嚆矢(こうし)
中国神話の神様が出てきたりします。
神々の住まう──天界と呼ばれる場所からすべての物語が紡ぎ出される。
天界の中心に建つ、すべての始まりの場所であり、すべての終焉の場所に五人の人物が立っている。その内のふたりは中心に立っていた。
「……どこまでも残酷になるのね」
中心に立つ二人の内、黄金の髪と瞳をした女性が、己の前に立つ、紫の髪と瞳をした男性に言う。

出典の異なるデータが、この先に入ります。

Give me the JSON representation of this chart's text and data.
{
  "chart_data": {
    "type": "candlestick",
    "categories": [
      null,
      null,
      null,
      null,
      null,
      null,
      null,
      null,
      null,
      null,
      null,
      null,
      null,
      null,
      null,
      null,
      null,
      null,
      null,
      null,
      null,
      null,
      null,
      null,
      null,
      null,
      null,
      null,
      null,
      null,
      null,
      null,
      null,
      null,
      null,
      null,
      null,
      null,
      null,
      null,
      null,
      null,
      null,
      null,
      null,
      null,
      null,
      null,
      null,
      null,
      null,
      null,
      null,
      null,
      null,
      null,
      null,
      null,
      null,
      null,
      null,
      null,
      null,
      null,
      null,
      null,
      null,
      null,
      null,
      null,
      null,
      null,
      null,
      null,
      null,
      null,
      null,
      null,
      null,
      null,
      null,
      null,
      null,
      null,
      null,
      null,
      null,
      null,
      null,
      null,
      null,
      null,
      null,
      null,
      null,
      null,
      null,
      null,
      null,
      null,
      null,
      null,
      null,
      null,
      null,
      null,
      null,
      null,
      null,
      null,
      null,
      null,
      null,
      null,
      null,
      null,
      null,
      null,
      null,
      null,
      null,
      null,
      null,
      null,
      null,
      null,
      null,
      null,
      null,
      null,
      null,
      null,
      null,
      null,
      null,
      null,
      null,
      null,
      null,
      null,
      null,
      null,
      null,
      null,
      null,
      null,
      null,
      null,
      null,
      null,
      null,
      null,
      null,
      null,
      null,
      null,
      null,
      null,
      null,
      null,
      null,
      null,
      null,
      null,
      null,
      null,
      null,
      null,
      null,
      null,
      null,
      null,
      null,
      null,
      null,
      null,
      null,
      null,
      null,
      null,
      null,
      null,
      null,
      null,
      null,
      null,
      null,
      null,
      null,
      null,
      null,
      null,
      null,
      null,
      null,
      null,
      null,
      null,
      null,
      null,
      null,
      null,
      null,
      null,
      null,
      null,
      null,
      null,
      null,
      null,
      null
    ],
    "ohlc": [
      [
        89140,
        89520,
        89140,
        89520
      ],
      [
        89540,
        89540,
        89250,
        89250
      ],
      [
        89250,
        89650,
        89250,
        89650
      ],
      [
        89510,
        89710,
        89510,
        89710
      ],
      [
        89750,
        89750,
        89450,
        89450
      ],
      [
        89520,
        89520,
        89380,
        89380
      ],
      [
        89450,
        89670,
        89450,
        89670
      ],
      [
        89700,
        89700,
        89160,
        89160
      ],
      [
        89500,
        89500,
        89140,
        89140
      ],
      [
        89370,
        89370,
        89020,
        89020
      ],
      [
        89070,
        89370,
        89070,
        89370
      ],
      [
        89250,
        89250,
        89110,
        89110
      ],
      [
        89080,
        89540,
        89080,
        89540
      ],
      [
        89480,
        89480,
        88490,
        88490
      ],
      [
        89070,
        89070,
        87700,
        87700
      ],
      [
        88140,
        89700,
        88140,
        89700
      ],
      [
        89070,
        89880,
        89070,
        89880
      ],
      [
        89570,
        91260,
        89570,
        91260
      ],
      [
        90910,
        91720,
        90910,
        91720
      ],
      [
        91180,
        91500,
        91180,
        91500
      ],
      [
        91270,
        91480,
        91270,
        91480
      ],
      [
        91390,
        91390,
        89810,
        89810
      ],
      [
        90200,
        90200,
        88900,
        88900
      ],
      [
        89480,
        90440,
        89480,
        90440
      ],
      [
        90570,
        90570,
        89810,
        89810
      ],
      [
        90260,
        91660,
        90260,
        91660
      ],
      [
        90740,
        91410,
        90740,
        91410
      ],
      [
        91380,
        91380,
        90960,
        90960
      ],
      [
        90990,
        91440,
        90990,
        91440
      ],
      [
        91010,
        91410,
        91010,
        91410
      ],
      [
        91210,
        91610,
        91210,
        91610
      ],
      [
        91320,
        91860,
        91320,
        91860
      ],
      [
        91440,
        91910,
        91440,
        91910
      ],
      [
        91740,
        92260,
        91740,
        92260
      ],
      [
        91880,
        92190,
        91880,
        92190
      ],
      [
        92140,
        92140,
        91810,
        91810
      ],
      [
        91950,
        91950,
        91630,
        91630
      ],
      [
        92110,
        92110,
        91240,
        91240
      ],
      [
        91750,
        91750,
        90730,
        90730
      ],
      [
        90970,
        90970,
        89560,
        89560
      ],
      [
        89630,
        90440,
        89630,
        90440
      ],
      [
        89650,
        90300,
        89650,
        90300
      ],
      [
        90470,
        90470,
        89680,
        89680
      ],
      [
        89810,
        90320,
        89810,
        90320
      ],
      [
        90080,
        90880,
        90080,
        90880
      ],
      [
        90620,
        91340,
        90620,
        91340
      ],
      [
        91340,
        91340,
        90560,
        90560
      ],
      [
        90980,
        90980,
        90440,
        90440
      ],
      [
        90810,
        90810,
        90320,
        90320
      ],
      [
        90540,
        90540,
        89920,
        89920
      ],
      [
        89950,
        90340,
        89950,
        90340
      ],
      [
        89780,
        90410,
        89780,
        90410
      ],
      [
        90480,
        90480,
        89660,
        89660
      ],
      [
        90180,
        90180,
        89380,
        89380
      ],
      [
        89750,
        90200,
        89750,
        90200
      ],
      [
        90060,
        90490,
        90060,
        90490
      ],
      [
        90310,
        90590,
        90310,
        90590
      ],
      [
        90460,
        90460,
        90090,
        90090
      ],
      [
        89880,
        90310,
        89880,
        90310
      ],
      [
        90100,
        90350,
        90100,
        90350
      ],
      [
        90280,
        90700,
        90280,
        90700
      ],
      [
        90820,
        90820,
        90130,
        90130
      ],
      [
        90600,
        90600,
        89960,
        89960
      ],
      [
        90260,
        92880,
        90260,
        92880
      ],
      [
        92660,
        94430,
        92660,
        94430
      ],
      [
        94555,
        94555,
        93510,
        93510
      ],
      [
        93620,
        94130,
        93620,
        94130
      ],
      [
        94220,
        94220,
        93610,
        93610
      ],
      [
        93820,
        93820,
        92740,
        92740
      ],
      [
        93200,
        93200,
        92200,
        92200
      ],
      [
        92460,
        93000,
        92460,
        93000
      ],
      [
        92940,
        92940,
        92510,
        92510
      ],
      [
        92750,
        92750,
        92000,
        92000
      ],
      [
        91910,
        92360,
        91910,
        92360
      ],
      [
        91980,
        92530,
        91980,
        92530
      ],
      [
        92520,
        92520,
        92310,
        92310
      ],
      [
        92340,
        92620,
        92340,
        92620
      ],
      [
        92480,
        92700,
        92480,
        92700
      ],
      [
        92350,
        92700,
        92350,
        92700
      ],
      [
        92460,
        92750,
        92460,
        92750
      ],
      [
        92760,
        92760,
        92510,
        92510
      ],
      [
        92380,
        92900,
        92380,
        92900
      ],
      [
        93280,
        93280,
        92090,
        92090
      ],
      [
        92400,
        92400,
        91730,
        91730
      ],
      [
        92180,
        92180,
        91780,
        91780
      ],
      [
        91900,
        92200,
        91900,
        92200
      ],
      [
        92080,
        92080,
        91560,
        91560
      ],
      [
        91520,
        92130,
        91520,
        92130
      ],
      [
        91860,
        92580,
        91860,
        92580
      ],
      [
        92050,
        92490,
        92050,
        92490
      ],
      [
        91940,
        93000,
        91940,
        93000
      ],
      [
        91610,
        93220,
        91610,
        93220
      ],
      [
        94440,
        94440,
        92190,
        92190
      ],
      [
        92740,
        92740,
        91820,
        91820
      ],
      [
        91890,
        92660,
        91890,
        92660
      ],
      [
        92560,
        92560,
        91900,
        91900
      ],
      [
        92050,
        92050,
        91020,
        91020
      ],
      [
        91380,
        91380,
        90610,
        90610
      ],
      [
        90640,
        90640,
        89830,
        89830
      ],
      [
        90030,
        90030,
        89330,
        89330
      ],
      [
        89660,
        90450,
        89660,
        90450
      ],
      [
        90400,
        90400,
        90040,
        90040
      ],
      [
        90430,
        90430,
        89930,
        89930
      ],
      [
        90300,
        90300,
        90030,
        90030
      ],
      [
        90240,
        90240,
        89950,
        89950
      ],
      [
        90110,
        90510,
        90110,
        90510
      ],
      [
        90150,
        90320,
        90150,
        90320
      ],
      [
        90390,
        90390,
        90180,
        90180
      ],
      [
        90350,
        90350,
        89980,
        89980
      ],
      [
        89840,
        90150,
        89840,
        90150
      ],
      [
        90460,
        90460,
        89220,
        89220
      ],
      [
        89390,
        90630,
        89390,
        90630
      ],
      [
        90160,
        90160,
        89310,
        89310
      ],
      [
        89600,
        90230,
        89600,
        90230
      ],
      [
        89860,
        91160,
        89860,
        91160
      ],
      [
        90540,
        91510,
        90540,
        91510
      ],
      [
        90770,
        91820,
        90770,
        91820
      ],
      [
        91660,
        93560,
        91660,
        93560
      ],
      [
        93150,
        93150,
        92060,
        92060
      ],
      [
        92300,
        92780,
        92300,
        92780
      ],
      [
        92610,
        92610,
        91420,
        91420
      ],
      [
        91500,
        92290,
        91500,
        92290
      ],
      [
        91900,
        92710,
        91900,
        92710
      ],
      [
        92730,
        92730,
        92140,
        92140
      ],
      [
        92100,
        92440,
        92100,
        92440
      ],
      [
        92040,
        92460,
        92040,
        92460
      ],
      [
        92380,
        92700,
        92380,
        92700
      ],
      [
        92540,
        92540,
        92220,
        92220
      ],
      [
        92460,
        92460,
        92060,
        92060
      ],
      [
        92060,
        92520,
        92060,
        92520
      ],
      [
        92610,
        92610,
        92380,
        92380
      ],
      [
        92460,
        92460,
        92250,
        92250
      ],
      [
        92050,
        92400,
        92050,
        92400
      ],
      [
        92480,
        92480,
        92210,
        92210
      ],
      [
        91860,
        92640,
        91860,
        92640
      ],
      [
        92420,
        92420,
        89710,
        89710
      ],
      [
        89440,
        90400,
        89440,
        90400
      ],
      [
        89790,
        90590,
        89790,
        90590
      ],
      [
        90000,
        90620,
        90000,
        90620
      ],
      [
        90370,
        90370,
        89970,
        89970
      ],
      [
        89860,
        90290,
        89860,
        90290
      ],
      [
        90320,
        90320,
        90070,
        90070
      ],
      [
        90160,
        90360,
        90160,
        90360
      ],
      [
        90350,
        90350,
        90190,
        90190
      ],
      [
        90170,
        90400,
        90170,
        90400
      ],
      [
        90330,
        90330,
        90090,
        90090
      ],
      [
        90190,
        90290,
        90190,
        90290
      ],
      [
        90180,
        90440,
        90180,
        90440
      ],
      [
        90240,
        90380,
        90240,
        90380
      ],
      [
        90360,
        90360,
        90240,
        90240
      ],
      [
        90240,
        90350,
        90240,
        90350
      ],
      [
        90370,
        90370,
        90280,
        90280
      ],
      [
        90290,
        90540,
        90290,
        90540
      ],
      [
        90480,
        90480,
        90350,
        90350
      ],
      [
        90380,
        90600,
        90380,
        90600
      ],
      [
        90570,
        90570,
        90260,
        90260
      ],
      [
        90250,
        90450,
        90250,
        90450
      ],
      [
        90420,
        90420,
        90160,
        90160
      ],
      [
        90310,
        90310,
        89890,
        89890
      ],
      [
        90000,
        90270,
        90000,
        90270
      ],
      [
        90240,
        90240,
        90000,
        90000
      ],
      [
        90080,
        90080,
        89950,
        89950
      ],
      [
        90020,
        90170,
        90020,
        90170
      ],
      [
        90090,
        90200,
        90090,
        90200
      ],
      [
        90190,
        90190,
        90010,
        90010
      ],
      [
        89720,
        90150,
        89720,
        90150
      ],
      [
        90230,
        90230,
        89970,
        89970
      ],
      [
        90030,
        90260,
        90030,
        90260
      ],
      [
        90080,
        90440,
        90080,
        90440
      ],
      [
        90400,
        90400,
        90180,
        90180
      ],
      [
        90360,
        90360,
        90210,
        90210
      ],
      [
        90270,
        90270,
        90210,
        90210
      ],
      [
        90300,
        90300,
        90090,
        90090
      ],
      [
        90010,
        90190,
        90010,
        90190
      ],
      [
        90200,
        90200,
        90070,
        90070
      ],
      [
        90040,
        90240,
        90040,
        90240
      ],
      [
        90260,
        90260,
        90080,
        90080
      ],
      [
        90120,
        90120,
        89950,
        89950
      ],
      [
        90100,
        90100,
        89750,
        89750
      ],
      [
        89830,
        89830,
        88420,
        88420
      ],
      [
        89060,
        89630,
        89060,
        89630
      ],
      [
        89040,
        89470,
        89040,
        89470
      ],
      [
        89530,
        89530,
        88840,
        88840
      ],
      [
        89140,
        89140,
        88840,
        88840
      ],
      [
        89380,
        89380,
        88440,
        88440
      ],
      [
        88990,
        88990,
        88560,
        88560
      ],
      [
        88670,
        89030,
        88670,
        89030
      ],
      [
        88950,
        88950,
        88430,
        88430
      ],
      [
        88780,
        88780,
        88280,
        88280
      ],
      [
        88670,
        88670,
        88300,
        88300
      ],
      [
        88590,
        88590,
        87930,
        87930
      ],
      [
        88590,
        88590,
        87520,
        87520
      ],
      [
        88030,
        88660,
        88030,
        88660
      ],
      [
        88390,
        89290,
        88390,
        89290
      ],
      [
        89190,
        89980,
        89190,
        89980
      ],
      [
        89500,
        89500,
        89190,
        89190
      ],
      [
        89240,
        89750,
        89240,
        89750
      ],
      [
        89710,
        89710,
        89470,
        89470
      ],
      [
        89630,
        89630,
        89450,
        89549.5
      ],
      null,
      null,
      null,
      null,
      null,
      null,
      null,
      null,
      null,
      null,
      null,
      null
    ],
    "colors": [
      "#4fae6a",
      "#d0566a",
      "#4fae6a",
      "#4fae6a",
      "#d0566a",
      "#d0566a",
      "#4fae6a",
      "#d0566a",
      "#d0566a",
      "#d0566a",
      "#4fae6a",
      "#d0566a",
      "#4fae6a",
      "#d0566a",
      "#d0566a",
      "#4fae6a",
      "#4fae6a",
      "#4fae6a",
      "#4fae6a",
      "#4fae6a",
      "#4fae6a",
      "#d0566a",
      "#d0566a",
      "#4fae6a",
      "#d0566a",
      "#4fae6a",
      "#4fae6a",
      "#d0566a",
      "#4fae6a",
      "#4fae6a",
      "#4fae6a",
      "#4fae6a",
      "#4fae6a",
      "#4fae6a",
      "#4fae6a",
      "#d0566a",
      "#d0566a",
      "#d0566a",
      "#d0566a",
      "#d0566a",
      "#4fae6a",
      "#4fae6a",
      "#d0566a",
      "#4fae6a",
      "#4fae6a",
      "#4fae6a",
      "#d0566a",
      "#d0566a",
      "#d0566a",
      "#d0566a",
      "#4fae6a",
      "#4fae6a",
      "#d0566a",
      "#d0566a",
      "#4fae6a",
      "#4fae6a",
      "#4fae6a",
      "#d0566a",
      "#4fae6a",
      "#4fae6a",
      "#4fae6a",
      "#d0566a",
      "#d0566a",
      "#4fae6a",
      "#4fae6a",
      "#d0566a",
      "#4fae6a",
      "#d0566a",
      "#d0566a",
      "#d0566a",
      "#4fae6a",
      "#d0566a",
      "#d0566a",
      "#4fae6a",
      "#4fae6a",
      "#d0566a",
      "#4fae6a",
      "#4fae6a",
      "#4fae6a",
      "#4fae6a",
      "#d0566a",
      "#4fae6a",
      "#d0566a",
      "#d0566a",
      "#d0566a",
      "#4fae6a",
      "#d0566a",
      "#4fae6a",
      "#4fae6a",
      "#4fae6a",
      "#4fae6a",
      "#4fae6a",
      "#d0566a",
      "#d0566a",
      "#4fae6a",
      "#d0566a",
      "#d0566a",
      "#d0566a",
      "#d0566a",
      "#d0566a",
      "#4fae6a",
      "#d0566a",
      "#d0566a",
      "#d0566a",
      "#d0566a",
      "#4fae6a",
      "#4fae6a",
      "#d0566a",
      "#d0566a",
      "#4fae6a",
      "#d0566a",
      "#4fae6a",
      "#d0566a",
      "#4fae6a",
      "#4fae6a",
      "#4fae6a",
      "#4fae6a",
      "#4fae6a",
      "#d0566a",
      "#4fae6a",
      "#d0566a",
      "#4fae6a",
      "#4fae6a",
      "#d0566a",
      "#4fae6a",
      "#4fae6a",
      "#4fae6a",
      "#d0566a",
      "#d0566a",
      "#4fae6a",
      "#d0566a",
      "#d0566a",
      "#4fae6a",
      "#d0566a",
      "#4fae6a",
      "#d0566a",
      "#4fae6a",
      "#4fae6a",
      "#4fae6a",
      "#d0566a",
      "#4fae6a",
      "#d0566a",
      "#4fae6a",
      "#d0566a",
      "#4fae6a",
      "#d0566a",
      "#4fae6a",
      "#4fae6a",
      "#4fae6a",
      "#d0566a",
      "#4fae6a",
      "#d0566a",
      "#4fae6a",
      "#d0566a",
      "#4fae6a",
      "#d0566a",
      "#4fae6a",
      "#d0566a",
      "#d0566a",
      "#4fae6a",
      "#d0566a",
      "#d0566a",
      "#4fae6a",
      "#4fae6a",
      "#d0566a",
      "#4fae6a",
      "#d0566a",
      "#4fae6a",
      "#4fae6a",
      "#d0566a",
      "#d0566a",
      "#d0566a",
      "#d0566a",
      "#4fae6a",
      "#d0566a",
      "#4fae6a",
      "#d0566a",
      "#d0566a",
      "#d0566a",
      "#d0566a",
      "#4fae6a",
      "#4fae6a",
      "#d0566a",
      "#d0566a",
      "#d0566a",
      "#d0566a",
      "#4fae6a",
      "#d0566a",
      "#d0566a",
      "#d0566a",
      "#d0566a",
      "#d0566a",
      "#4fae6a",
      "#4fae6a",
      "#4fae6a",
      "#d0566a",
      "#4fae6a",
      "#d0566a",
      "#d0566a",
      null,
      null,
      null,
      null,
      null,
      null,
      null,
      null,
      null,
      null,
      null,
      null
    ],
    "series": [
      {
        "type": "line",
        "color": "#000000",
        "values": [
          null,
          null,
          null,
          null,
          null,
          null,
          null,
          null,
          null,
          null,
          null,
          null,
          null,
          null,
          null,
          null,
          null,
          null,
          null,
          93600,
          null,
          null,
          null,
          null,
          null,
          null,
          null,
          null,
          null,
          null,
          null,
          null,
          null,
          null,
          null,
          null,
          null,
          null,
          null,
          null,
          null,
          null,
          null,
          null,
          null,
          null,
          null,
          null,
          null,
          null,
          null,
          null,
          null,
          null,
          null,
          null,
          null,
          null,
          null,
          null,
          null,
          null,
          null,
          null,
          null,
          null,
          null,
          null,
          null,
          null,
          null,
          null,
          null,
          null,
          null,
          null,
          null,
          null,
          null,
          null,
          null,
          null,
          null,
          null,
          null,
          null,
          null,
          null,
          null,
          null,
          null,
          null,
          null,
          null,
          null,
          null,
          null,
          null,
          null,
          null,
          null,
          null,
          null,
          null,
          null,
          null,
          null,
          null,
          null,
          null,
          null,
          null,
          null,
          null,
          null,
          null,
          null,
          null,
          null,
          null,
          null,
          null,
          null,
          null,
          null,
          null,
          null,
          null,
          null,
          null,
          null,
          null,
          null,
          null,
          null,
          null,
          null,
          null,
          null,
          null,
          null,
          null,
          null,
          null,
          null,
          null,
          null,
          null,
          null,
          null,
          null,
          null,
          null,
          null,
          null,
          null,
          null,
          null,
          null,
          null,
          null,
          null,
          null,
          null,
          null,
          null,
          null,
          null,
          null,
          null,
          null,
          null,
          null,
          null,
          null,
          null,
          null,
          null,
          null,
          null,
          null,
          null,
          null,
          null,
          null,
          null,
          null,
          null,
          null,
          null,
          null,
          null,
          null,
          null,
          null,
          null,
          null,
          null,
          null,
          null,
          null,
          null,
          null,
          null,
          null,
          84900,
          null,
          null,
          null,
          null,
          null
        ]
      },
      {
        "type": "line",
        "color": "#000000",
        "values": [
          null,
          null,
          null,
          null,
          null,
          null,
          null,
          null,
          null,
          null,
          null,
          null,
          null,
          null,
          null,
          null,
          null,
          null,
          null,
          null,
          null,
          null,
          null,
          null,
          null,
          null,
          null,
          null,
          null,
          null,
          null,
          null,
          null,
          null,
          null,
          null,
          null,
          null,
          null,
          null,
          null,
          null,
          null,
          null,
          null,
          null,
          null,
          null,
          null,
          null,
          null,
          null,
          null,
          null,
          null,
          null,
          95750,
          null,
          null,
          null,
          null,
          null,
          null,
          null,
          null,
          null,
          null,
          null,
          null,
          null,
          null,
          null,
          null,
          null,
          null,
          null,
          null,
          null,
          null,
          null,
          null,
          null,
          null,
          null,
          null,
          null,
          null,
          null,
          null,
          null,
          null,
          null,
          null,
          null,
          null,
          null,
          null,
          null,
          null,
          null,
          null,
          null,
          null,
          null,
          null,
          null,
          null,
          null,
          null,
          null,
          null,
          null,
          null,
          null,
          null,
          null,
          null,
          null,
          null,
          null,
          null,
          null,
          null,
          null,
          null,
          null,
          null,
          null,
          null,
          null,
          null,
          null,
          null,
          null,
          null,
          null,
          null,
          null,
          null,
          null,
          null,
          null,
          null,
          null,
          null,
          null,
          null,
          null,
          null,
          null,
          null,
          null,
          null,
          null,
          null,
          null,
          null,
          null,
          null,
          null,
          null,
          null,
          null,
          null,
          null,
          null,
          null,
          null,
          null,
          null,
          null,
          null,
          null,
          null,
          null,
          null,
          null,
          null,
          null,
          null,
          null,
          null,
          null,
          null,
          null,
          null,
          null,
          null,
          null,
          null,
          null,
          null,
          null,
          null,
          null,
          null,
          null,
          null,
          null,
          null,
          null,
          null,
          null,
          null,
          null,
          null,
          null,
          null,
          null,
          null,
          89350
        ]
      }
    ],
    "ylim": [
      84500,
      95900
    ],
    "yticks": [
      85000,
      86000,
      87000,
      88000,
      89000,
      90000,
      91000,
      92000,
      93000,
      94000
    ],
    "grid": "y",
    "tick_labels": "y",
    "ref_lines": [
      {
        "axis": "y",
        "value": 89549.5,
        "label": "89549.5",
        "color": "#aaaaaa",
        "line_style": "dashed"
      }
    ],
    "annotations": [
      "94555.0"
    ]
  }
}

「──黄華、残酷になると決めたのだ。……彼らの生命を犠牲にし、お前の生命も犠牲にし、俺の生命も犠牲にして、ようやく……すべての物語が終わる」
「……紫焔」
黄金の髪と瞳の、黄華と名前を呼ばれた女性は目の前に立つ男性の名前を呟く。
「そんな顔をするな、黄華。こうなったのは俺の罪。俺の生命だけで事足りるならよかったが、無理な以上、仕方ない」
紫色を纏う、紫焔という名の彼は視線を──空中に浮かぶ、円形の形をした人間ひとり分が入る大きさの、水晶に移す。
「物語を〝再び〟紡ぐのは四百年後。それまで俺は眠り続ける」
水晶に移していた視線を、今度は扉の方に向ける紫焔。
「お前たちの生命を犠牲にする俺のことを憎んで構わない」
「……〝自由〟のためには仕方ないってお前が言ったんだろう」
茶髪に紅と銀の色をした、オッドアイの人物がため息まじりに言う。
「憎むわけないわ」
「未来のために犠牲になるよ」
扉のところにいた三人のうち、残りの女性と男性がそれぞれ答える。そして、紫焔以外が同時に言葉を紡ぐ。
「すべては〝自由〟のために……」──と。